Este número alarmante é resultado de uma série de fenômenos meteorológicos extremos que têm afetado o país nos últimos anos. Desde a tempestade Leslie em 2018, que deixou um rastro de destruição em várias regiões, até às recentes inundações e deslizamentos de terra causados pelas chuvas intensas, Portugal tem sido alvo de eventos climáticos cada vez mais severos.
A APS alerta para a necessidade de medidas preventivas e de adaptação às mudanças climáticas, a fim de minimizar os impactos negativos causados por estes fenômenos. No entanto, também ressalta a importância das seguradoras na proteção e recuperação dos danos causados por estes eventos.
Graças ao seguro, muitas famílias e empresas afetadas pelos desastres naturais podem contar com uma ajuda financeira para reparar os danos e retomar suas vidas. A APS estima que, até o momento, cerca de 60% dos sinistros já foram resolvidos e os pagamentos às vítimas ultrapassam os 400 milhões de euros.
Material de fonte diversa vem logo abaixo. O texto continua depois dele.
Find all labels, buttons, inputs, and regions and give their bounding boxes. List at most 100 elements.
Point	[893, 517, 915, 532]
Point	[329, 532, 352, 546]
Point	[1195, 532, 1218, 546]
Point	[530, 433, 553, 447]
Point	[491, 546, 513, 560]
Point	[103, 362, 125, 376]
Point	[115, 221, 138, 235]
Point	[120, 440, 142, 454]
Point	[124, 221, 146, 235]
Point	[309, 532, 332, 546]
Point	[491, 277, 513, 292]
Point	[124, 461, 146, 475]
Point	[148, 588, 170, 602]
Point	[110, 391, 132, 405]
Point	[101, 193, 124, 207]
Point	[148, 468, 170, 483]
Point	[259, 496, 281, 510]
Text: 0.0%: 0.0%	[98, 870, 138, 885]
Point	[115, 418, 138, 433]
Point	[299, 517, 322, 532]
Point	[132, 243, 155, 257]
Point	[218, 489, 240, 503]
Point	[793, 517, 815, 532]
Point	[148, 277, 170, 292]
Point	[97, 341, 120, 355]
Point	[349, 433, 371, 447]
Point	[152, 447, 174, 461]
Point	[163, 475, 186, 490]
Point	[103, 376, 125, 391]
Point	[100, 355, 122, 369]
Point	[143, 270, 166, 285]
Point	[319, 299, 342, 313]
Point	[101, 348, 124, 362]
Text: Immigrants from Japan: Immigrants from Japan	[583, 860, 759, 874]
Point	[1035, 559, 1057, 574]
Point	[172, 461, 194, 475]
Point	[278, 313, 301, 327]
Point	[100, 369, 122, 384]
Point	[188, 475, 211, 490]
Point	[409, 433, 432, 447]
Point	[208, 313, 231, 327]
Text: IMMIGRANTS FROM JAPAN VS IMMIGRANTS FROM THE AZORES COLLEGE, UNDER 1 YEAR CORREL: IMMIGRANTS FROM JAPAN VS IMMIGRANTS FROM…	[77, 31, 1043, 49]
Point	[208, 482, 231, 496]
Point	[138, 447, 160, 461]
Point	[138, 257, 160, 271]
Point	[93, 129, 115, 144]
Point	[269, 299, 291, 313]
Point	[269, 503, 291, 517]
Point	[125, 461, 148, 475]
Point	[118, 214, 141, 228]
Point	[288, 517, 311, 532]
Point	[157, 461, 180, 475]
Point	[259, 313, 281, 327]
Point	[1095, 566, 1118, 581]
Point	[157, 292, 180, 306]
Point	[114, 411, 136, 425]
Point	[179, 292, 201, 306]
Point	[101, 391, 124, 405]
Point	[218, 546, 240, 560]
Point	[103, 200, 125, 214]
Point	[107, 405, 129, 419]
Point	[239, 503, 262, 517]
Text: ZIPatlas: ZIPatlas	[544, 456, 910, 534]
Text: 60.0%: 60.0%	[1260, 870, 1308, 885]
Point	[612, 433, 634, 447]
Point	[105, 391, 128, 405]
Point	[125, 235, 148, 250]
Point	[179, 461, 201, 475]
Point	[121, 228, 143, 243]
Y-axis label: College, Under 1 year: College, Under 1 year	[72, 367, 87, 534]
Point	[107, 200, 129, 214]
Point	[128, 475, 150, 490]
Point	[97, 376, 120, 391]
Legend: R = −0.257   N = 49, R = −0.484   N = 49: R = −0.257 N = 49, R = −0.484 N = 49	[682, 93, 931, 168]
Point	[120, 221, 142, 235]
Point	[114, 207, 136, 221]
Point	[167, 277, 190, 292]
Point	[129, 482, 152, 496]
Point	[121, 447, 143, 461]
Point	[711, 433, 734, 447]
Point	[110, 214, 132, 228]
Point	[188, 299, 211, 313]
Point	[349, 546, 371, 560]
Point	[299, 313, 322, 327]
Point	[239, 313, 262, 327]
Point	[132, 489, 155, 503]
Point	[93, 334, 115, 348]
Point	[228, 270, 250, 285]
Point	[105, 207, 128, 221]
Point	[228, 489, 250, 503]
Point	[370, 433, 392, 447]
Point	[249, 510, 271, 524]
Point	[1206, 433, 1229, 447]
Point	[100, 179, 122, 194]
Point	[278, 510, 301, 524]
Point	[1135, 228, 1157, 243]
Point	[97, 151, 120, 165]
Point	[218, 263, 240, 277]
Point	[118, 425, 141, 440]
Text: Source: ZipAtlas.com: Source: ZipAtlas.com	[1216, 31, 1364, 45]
Além disso, as seguradoras também desempenham um papel fundamental na prevenção de riscos. Através de campanhas de conscientização e da oferta de seguro contra catástrofes, elas incentivam a adoção de medidas de proteção e segurança por parte dos cidadãos e empresas.
É importante ressaltar que, apesar do aumento nos danos indemnizáveis, a APS destaca que o setor segurador português está preparado para enfrentar estes desafios. Desde 2015, as seguradoras têm vindo a reforçar as suas reservas e a diversificar os seus produtos, de forma a garantir uma maior capacidade de resposta em situações de crise.
O relatório da APS também revela que o seguro automóvel continua a ser a principal categoria de seguros em Portugal, representando cerca de 40% do mercado. No entanto, o seguro de habitação tem vindo a ganhar cada vez mais relevância, principalmente devido à crescente preocupação com os danos causados por fenômenos climáticos.
Com o aumento da frequência e intensidade dos eventos climáticos extremos, é esperado que a procura por seguro contra catástrofes continue a crescer. E as seguradoras estão prontas para atender a esta demanda, oferecendo soluções personalizadas e adaptadas às necessidades de cada cliente.
Além disso, a APS tem vindo a trabalhar em conjunto com as autoridades governamentais para encontrar soluções que possam mitigar os efeitos das mudanças climáticas e reduzir os danos causados por eventos extremos. Uma das iniciativas em curso é o Plano Nacional de Adaptação às Alterações Climáticas, que visa preparar o país para enfrentar os desafios futuros.
Em suma, apesar dos desafios impostos pelo mau tempo em Portugal, a Associação Portuguesa de Seguradoras demonstra que o setor segurador está preparado para enfrentar estas adversidades e continuar a proteger o bem-estar da população. O seguro é uma ferramenta essencial para garantir a estabilidade financeira e a recuperação em momentos de crise, e as seguradoras estão empenhadas em oferecer as melhores soluções para os seus clientes.